In December, Capt Romero found $144 in crumpled cash while searching Hernandez’s desk in his office; Romero was looking for drug paraphernalia that had gone missing in an unrelated case.
January 14, 2020
CLOVIS, N.M. — A Clovis police detective has been charged with embezzling $166 from a man he arrested in June.
Francisco Hernandez, 33, faces misdemeanor charges of embezzlement and tampering with evidence, court records show.
According to a criminal complaint filed Friday in magistrate court:
- Hernandez took $166 in cash from a criminal suspect after the money should have been logged into evidence.
- In December, Police Capt. Roman Romero found $144 in crumpled cash while searching Hernandez’s desk in his office; Romero was looking for drug paraphernalia that had gone missing in an unrelated case.
- Hernandez told Romero the money was his that he’d been saving from Christmas. But investigators matched the serial number on a $100 bill found in Hernandez’s desk with a $100 bill that had been taken from the man arrested June 29.
- The investigation began on Dec. 3 after an evidence custodian noted a glass pipe was missing from evidence connected to a suspected drug arrest.
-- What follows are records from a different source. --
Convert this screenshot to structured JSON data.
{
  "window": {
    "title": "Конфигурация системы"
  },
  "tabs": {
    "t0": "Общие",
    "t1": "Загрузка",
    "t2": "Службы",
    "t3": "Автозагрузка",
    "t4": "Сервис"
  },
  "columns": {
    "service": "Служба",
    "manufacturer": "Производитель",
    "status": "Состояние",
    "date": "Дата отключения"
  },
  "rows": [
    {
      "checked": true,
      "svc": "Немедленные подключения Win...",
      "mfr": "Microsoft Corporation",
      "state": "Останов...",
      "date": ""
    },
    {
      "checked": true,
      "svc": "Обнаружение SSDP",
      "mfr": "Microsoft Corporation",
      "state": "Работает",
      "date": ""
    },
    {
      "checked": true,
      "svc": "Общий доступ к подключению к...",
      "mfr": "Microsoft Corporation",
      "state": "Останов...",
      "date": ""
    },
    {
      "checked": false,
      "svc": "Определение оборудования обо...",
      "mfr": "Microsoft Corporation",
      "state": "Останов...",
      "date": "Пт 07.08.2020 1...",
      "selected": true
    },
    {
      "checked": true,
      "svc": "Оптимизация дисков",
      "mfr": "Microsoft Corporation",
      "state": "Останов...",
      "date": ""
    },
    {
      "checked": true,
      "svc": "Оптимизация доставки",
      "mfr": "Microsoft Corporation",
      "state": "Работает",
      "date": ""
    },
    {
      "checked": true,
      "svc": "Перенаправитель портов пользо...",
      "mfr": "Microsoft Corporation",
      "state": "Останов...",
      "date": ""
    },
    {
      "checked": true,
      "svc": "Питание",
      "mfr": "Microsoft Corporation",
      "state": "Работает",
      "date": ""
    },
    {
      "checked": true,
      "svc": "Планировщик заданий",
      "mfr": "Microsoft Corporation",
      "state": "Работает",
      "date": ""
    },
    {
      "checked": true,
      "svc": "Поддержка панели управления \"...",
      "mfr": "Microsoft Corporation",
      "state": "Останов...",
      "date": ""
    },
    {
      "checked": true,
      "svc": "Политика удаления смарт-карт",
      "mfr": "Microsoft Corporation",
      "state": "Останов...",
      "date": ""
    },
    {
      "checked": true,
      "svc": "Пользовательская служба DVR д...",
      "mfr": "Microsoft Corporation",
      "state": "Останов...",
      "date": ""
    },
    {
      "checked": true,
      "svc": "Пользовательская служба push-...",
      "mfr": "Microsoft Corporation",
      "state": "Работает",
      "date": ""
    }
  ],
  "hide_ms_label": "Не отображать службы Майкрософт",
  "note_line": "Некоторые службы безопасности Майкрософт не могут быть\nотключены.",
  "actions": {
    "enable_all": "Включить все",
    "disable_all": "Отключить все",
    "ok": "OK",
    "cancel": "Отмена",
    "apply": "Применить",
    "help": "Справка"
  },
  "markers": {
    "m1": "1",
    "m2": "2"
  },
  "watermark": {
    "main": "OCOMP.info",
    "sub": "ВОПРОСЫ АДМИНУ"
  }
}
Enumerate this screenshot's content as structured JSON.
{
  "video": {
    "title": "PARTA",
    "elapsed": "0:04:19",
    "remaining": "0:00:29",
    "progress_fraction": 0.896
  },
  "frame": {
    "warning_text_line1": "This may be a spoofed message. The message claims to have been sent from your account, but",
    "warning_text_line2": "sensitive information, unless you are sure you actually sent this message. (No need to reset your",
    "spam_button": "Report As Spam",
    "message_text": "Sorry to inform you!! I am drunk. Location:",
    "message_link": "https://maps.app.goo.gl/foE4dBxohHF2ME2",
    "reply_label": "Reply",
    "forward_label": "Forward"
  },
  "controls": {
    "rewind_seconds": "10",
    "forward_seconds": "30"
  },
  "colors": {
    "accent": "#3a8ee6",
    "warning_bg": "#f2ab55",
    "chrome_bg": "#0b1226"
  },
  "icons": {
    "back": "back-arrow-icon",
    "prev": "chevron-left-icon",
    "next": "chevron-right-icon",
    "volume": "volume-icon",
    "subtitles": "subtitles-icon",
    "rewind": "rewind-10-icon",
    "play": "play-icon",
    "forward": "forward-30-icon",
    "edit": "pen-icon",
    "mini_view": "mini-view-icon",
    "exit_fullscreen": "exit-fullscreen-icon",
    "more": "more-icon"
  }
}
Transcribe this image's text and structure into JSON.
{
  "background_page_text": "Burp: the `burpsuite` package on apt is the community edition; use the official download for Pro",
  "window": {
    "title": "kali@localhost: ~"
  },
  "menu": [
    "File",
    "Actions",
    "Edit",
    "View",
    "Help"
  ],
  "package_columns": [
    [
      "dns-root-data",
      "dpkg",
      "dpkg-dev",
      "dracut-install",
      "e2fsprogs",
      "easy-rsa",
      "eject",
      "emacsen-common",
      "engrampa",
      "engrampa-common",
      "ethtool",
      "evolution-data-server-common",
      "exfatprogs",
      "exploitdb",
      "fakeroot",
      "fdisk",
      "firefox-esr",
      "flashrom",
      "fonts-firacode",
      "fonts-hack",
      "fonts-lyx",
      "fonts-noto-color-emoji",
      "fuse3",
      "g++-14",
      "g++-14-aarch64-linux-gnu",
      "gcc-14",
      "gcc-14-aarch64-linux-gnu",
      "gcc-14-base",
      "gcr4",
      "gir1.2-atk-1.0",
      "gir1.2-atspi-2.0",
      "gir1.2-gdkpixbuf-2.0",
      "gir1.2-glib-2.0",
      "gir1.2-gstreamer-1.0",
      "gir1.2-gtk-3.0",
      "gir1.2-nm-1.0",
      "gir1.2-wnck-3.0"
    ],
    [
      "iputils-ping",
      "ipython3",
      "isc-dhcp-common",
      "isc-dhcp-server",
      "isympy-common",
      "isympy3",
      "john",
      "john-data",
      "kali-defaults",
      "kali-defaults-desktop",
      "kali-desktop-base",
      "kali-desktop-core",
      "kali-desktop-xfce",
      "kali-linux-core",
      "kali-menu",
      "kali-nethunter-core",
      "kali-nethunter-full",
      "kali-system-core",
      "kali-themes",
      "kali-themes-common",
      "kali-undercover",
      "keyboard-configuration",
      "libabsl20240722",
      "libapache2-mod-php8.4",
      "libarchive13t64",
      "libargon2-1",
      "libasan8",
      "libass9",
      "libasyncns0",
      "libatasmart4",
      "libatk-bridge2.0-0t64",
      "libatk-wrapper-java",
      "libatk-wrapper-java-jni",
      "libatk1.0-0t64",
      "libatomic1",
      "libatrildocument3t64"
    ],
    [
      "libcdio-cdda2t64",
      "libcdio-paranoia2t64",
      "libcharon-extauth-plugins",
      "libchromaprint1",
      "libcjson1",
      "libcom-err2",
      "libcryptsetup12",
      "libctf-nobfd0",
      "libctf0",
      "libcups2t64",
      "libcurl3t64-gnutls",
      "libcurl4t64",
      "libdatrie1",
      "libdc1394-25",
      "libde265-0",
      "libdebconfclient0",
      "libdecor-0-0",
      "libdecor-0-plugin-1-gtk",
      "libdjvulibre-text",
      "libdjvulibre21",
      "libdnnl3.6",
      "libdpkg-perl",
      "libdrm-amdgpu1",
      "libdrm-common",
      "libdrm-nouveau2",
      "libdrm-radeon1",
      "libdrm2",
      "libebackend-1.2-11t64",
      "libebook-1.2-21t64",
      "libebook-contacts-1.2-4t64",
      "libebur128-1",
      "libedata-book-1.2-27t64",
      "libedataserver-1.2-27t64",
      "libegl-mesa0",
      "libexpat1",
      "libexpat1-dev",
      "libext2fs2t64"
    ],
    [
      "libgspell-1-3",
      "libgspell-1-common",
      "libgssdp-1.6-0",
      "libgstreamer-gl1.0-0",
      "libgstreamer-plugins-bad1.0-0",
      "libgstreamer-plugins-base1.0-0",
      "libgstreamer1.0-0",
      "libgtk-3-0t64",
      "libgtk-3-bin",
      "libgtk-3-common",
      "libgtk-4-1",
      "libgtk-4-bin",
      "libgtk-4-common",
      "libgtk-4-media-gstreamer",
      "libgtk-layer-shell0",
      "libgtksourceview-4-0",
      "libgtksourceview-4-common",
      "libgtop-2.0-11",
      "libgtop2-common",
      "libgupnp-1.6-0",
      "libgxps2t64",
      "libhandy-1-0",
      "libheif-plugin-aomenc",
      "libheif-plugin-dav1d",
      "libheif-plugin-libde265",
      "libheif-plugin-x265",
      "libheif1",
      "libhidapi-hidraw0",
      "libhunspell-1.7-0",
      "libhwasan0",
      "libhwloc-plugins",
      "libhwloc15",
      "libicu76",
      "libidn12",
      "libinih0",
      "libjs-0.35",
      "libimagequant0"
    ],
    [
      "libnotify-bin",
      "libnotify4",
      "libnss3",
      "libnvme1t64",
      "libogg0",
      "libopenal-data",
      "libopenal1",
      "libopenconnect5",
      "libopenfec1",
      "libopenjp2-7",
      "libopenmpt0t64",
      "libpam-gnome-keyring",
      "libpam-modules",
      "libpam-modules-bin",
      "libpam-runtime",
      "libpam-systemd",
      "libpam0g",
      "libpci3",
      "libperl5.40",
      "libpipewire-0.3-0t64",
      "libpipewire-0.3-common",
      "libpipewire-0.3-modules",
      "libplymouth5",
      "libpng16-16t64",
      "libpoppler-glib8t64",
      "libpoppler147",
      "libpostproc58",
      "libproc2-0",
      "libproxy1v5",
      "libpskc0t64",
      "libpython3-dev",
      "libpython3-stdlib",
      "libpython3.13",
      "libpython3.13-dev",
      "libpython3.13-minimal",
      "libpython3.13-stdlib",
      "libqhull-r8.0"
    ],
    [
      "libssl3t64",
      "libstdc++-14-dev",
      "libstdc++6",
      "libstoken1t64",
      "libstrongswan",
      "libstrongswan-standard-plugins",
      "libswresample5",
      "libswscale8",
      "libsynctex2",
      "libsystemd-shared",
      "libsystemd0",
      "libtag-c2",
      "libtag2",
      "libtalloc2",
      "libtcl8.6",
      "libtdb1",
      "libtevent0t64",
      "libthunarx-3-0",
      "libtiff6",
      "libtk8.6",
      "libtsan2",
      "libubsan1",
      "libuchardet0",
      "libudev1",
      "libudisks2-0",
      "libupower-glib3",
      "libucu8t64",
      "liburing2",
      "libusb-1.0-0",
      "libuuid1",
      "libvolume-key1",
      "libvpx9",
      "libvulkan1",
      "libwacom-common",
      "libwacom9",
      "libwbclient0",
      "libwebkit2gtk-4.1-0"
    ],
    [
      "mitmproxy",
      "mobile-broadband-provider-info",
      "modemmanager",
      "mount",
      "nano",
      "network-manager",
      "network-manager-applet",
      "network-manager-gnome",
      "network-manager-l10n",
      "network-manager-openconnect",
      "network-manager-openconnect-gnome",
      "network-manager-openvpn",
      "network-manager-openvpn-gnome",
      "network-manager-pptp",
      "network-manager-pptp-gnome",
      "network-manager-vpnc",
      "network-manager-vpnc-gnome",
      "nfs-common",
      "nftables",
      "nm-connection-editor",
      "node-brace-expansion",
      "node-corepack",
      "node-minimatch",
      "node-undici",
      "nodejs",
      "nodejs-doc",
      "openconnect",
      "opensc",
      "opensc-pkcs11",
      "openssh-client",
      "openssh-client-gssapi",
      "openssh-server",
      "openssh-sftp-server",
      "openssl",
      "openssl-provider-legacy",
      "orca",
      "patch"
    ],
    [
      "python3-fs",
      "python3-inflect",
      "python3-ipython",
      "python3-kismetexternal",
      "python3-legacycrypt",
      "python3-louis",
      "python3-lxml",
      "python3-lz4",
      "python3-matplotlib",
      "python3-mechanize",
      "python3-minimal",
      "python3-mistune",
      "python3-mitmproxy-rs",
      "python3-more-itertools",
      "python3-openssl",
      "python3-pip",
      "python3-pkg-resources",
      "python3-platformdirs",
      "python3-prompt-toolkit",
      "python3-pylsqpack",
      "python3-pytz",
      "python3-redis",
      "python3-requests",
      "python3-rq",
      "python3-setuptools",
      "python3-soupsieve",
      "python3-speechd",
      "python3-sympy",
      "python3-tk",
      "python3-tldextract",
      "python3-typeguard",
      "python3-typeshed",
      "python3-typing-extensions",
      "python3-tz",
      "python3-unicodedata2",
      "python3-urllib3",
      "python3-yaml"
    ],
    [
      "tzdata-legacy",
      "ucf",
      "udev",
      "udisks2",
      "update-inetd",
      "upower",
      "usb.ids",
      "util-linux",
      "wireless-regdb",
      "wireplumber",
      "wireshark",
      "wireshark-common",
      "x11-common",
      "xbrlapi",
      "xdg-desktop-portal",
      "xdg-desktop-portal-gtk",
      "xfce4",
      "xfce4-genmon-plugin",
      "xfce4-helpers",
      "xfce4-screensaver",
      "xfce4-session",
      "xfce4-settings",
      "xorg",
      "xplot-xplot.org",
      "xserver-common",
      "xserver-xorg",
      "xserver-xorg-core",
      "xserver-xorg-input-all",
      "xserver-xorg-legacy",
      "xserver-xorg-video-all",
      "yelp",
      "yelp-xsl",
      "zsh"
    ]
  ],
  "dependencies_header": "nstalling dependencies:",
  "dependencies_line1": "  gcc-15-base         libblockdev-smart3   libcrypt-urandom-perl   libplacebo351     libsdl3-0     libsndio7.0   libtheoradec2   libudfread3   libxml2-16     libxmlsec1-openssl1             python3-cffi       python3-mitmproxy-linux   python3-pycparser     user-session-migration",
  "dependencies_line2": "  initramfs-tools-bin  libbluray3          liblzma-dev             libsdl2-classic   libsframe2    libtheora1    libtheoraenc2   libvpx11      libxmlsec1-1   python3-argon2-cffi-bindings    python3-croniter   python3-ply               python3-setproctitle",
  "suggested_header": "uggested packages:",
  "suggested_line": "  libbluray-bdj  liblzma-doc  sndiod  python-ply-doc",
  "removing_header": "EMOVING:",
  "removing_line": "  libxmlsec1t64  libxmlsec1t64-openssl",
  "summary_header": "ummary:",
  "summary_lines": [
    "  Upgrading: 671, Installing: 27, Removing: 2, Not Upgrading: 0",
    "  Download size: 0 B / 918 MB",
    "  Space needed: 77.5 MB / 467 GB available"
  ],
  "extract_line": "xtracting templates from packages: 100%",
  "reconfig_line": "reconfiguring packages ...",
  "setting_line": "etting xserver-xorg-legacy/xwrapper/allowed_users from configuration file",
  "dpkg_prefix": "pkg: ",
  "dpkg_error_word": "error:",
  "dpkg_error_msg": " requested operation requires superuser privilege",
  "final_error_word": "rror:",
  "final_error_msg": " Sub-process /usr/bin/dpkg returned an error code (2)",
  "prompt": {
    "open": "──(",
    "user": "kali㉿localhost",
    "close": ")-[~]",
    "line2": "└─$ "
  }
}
The custodian notified Romero about that case as well as another involving Hernandez — one in which a woman complained police had not returned between $100 and $200 she said had been taken from a man after he was arrested in June.
- No cash was entered into evidence related to the June 29 arrest, but investigators saw $166 in cash on a table while reviewing video from that arrest. The serial number on the $100 bill, in that case, was matched to the $100 bill Romero said he found in Hernandez’s desk.
- No charges have been filed in connection with the missing pipe.
Records show Hernandez is scheduled for arraignment on Feb. 3.
District Attorney Andrea Reeb said he was not jailed because she and other officials “had safety concerns with him being a cop all weekend in the jail.”
Hernandez could not be reached for comment. An email to his city of Clovis address was returned as “disabled.”
His status as a police officer was not immediately clear. Police and city officials did not respond to requests for information.